I recently received a legend in the mail from a reader in Staten Island, N.Y., who neatly printed his letter but scrawled an illegible signature. "Larry" wrote, "I'm sending you a story that might bear checking out."
He recounted a legend I'd never heard before, which I'm calling "The Bedbug Letter." This column contains other job-related legends that I've heard only once each.As "Larry" tells it, an elderly woman found a bedbug in her sleeping berth on a train. She wrote a letter of complaint to the president of the railroad, and - to her surprise - received a prompt answer.
In a carefully worded letter the president expressed his horror at the incident and apologized profusely to the passenger, promising that nothing like this had happened before, nor would ever happen again.
But attached to the letter was a routing memo addressed to the president's secretary. This note read, "Send this SOB a copy of the bedbug letter!"
The second job-related legend, which I call "Save a Nun," came from Alice Sanvito, an electrician in St. Louis. She has heard the one about an electrocuted nun perhaps two dozen times from other electricians in her area.
The sister was bending over to reinsert a three-prong electric plug that was leaning out of its socket. Supposedly the long metal chain holding the her crucifix fell across the two power prongs, which were on top. This caused a short-circuit, which electrocuted her.
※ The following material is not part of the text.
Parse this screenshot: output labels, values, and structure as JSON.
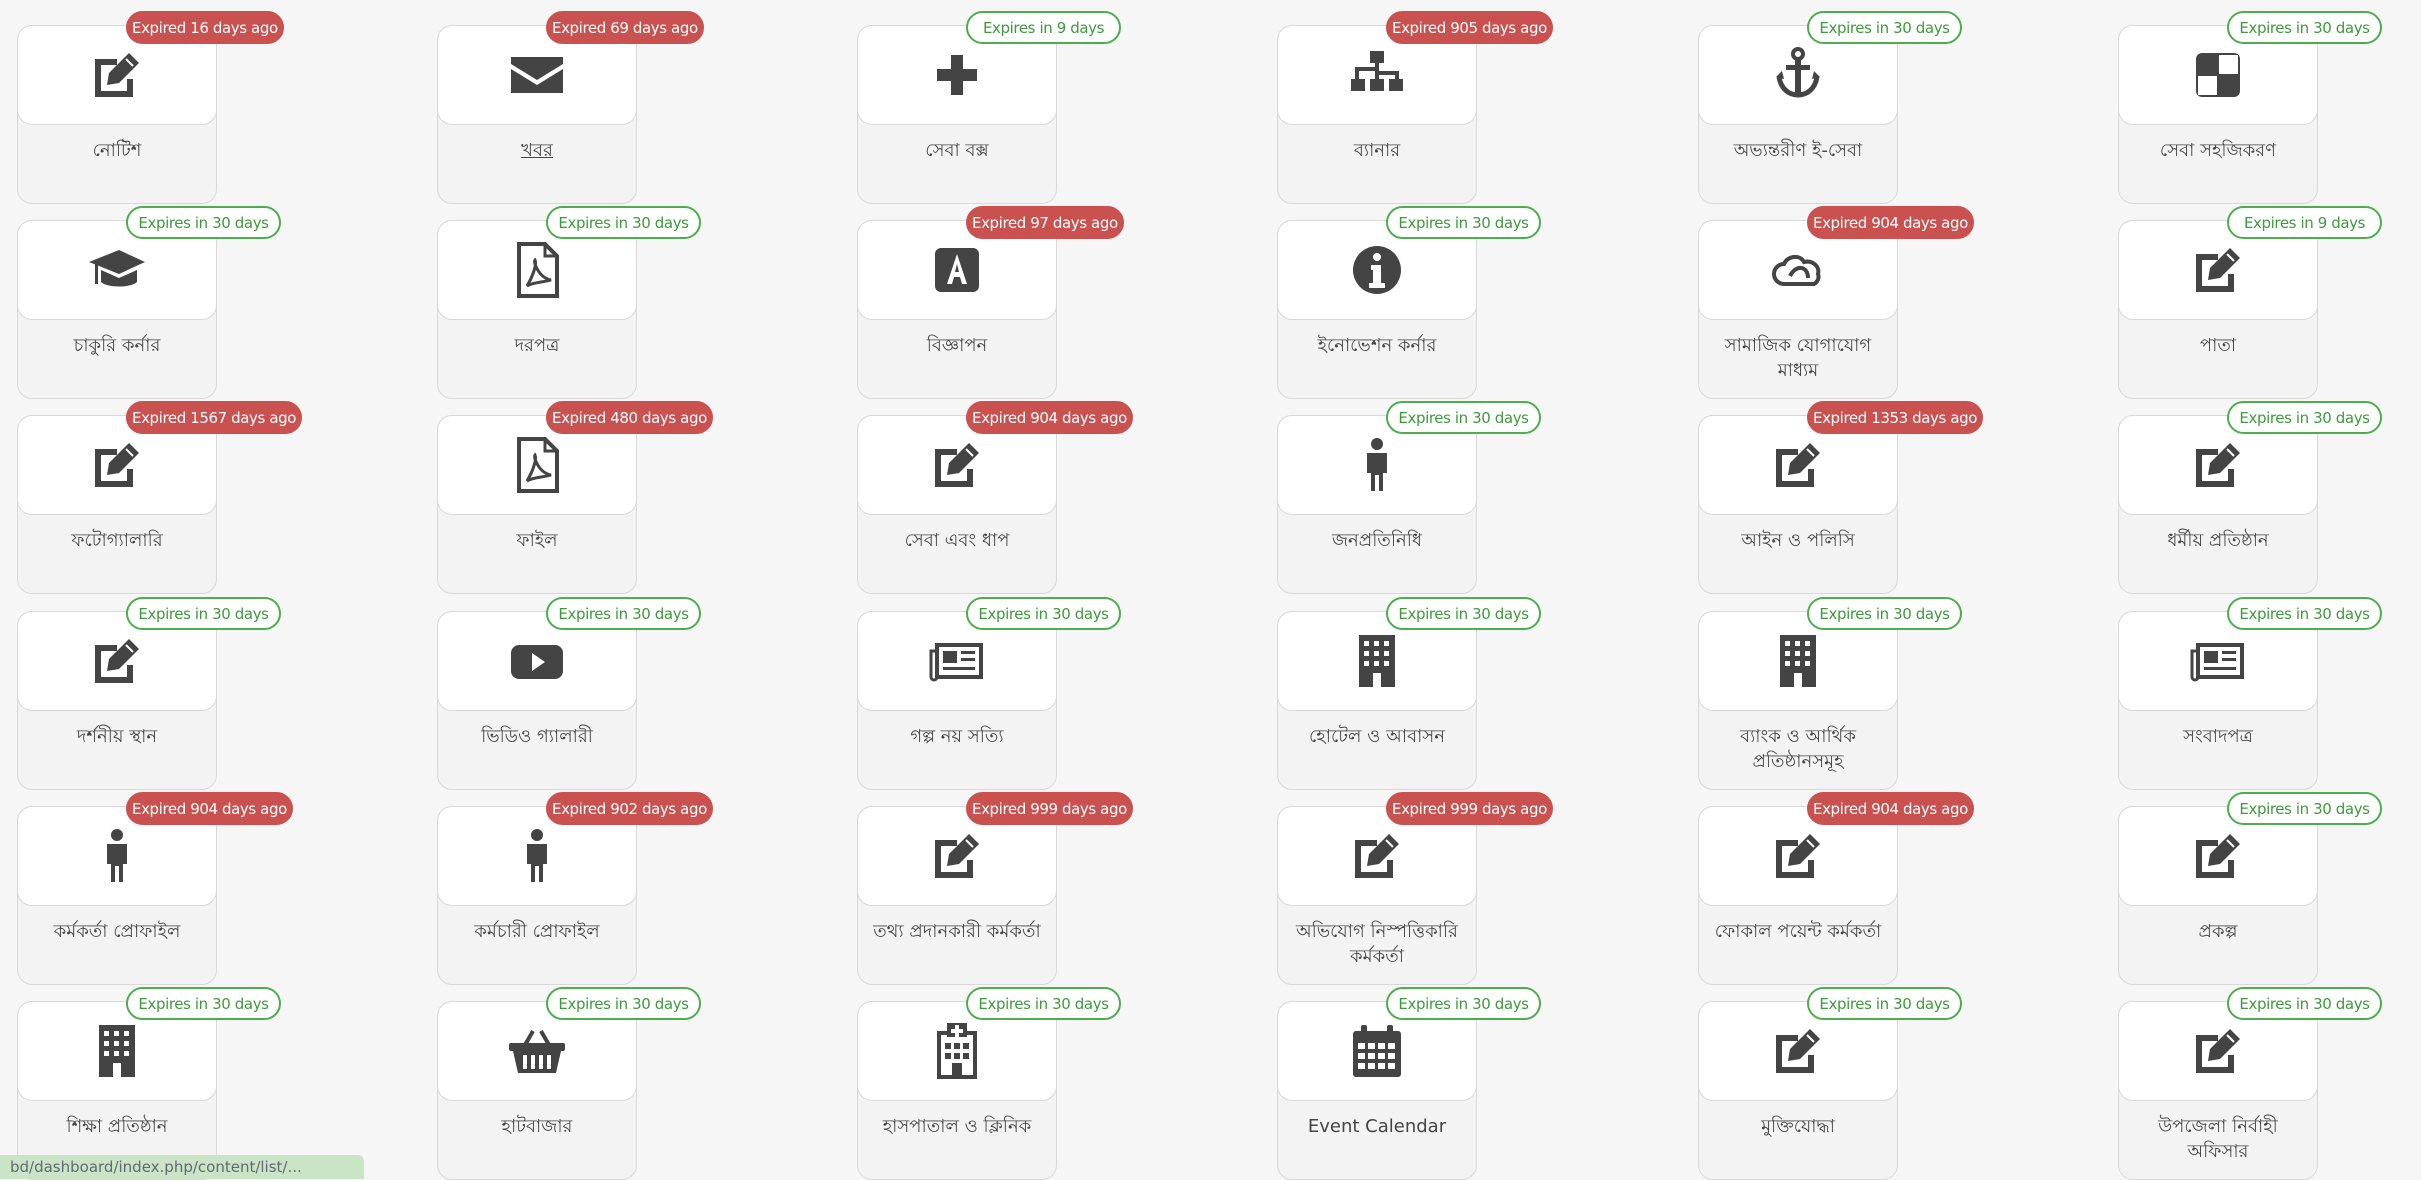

The lesson of the story is that electricians should install three-prong grounded wall plugs with the single ground prong facing up instead of down. On the bottom, the two power prongs would not become exposed so easily.
The flaw in this reasoning, to me, is that I've never seen a three-prong wall outlet installed with the ground prong facing up. And even two-prong plugs would present the same hazard if they hung halfway out of the wall.
Besides, to my knowledge - and to Sanvito's - no nun has ever died from an accident of this kind.
Job-related story No. 3, which I call "Start the Music," came from Michael Goldstein, a musician in Silver Spring, Md. He has heard it from fellow musicians who attribute it to other musicians, but never to themselves.
A famous pianist, whose identity varies - Rubinstein, or Graffman, or Serkin - is scheduled to perform a concerto as guest soloist with an equally famous orchestra, the identity of which also varies.
The pianist has rehearsed the Rachmaninoff Variations on a Theme of Paganini, which begins with the orchestra playing alone. But the orchestra has prepared Rachmaninoff's Piano Concerto No. 2, which begins with the pianist playing alone.
Evidently, the guest pianist and the orchestra have never rehearsed the work together.
On the night of the performance, as Goldstein heard the story, "Both pianist and conductor waited patiently for the other to begin, for a very long time, each one assuming that the other would begin when ready."
From the early days of color television comes a story sent by video technician John Fleetwood of Carrollton, Md.
Years ago, color TV cameras were touchier than they are today, and had to be tuned in advance of air time. One station's engineer would aim a camera at a bowl of fruit and return to the control room to set the color balance.
Before one broadcast, though, his foolproof method failed him. No matter how he adjusted the controls, the picture never looked normal: The colors were way off. Finally, just before air time, the engineer hurried from the basement control room to the studio, intending to adjust the cameras themselves.
When he arrived, he found that some practical joker had painted the bananas in the fruit bowl bright blue.